Tim Jamieson remembers the first time he saw Max Scherzer pitch.
“He was very violent, with a lot of body parts moving in different directions,” the Missouri coach said. “Pardon the pun, but he was a max-effort guy.”
Most college hitters remember their first look at Scherzer, too. Their memories aren’t as fond after facing a 6-foot-2 righthander whose fastball pushes the upper 90s and has such impressive command that he considers a walk the equivalent of a pitcher’s error.
Scherzer’s sensational sophomore season turned him into one of the nation’s elite pitchers and prospects. He limited opponents to a .163 average, which ranked second in the country among starters, and led the Big 12 Conference with 131 strikeouts in 106 innings. Scherzer finished the year 9-4, 1.86 and then watched the honors pile up: Big 12 pitcher of the year, second-team All-American, Team USA starter.
Scherzer opens 2006 with a shot to become the draft’s first overall pick, and seems a lock to become the first first-round draft pick in Missouri history.
“For me he’s a once in a lifetime type of guy,” Jamieson said. “You can’t think that you’ll ever coach another player like this.”
Jamieson lauds his ace for his maturity and intelligence as much as his physical gifts, marveling at how fast Scherzer responds to instruction. A 43rd-round pick of the Cardinals out of high school in Chesterfield, Mo., Scherzer embraced the new mechanics he learned during the fall of his freshman year (which emphasized body control and balance) in a span of two months. He earned 20 innings on a veteran staff before heading to the Northwoods League.

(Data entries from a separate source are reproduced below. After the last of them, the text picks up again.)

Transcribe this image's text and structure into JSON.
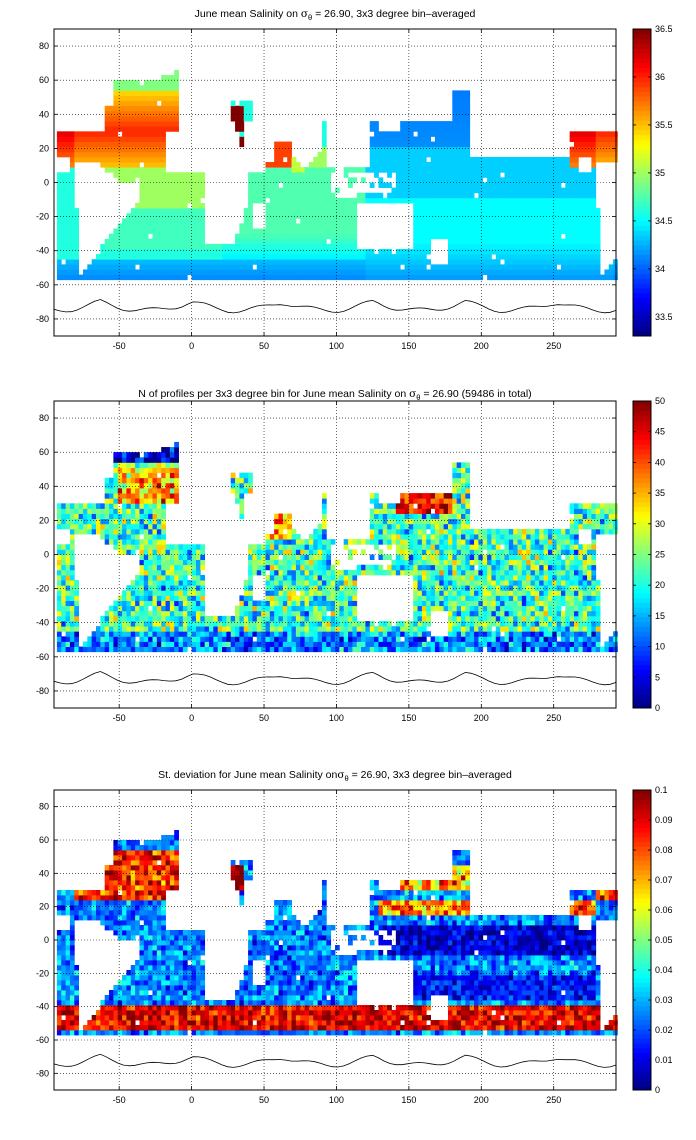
{
  "chart_data": [
    {
      "type": "heatmap",
      "title_parts": [
        "June mean Salinity on ",
        "σ",
        "θ",
        " = 26.90, 3x3 degree bin–averaged"
      ],
      "xticks": [
        -50,
        0,
        50,
        100,
        150,
        200,
        250
      ],
      "yticks": [
        80,
        60,
        40,
        20,
        0,
        -20,
        -40,
        -60,
        -80
      ],
      "xlim": [
        -95,
        293
      ],
      "ylim": [
        -90,
        90
      ],
      "colorbar": {
        "ticks": [
          "36.5",
          "36",
          "35.5",
          "35",
          "34.5",
          "34",
          "33.5"
        ],
        "values": [
          36.5,
          36,
          35.5,
          35,
          34.5,
          34,
          33.5
        ],
        "range": [
          33.3,
          36.5
        ]
      },
      "colormap": "jet",
      "grid": true,
      "field": "salinity"
    },
    {
      "type": "heatmap",
      "title_parts": [
        "N of profiles per 3x3 degree bin for June mean Salinity on ",
        "σ",
        "θ",
        " = 26.90 (59486 in total)"
      ],
      "xticks": [
        -50,
        0,
        50,
        100,
        150,
        200,
        250
      ],
      "yticks": [
        80,
        60,
        40,
        20,
        0,
        -20,
        -40,
        -60,
        -80
      ],
      "xlim": [
        -95,
        293
      ],
      "ylim": [
        -90,
        90
      ],
      "colorbar": {
        "ticks": [
          "50",
          "45",
          "40",
          "35",
          "30",
          "25",
          "20",
          "15",
          "10",
          "5",
          "0"
        ],
        "values": [
          50,
          45,
          40,
          35,
          30,
          25,
          20,
          15,
          10,
          5,
          0
        ],
        "range": [
          0,
          50
        ]
      },
      "colormap": "jet",
      "grid": true,
      "field": "count"
    },
    {
      "type": "heatmap",
      "title_parts": [
        "St. deviation for June mean Salinity on",
        "σ",
        "θ",
        " = 26.90, 3x3 degree bin–averaged"
      ],
      "xticks": [
        -50,
        0,
        50,
        100,
        150,
        200,
        250
      ],
      "yticks": [
        80,
        60,
        40,
        20,
        0,
        -20,
        -40,
        -60,
        -80
      ],
      "xlim": [
        -95,
        293
      ],
      "ylim": [
        -90,
        90
      ],
      "colorbar": {
        "ticks": [
          "0.1",
          "0.09",
          "0.08",
          "0.07",
          "0.06",
          "0.05",
          "0.04",
          "0.03",
          "0.02",
          "0.01",
          "0"
        ],
        "values": [
          0.1,
          0.09,
          0.08,
          0.07,
          0.06,
          0.05,
          0.04,
          0.03,
          0.02,
          0.01,
          0
        ],
        "range": [
          0,
          0.1
        ]
      },
      "colormap": "jet",
      "grid": true,
      "field": "stdev"
    }
  ]
}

Pitching regularly as La Crosse’s closer helped Scherzer’s velocity, command and national profile all jump at once. His fastball climbed from topping out at 94 mph during the school year to 96, then 97, then 98. He started throwing more strikes with his fastball, generating more advantage counts. He paired that pitch with a slider in the low 80s to strike out 41 hitters in 26 innings to rate as the league’s No. 2 prospect, behind 2005 first-rounder Lance Broadway.
Scherzer’s intense demeanor led to success in the bullpen, but stamina questions hovered over his move to the rotation. As Missouri prepared to open its 2005 schedule, Jamieson still didn’t know if he was going to use Scherzer in relief or as a starter.
He got the ball for the season-opener against Winthrop and struck out eight batters in his first four innings, but he ran out of energy and reached his pitch limit in the fifth. He recorded only one more out and left after giving up four walks and five runs in a game Missouri lost 7-4.
Jamieson talked to Scherzer after that start, stressing efficiency. Then Scherzer transformed his style of pitching faster than his fastball reaches hitters, working smarter by his next start. He pitched at 92-94, threw strikes and could dial up a better fastball when the situation called for it. “I never had a guy who made those adjustments so fast,” Jamieson said. “We had a talk, and from next start on, he became who you saw last year.”
That season included Scherzer’s throwing the first seven innings of a combined no-hitter against Texas Tech and recording 14 strikeouts. He also beat league champion Nebraska 2-1 by throwing his first career complete game. Scherzer allowed four hits and two walks. He struck out five of the last six hitters he faced in that game, including College Player of the Year Alex Gordon, and buzzed 97 mph routinely in the ninth inning.
“I like being a closer because you can be as intense as you want. You can’t let a hitter get on,” Scherzer said. “Starting, there’s going to be runners on. They’re going to get hits. You’re going to walk people. The game’s going to happen, you have to be a lot more low key. You can’t blow it out in the first inning because the seventh inning really matters. I like it because it really feels like your game and you can give your team a chance to win a lot more.”
Scherzer found most of his success with just his fastball and slider as a sophomore, and he will incorporate more changeups this year. He experimented for years with different changeup grips before finally finding a comfortable one while throwing on flat ground last season. If that pitch becomes a third average offering, especially against lefthanders, his stuff will allow him to start as a pro. If not, his intensity and raw power should still make him a potentially dominant closer.
“The thing that amazes me, watching him in high school and his first year, in the back our of minds, here was a closer. Let it loose for six outs, and that’™s who you are,” Jamieson said. “He proved he can pitch 92-95 and when he needed to get an out in run-scoring situation, he became the closer again by reaching back for more. I’ve never seen another guy who can elevate himself to closer-type situations and then bring it back down to starter. So for me, he’s whatever you want, a closer or a starter.”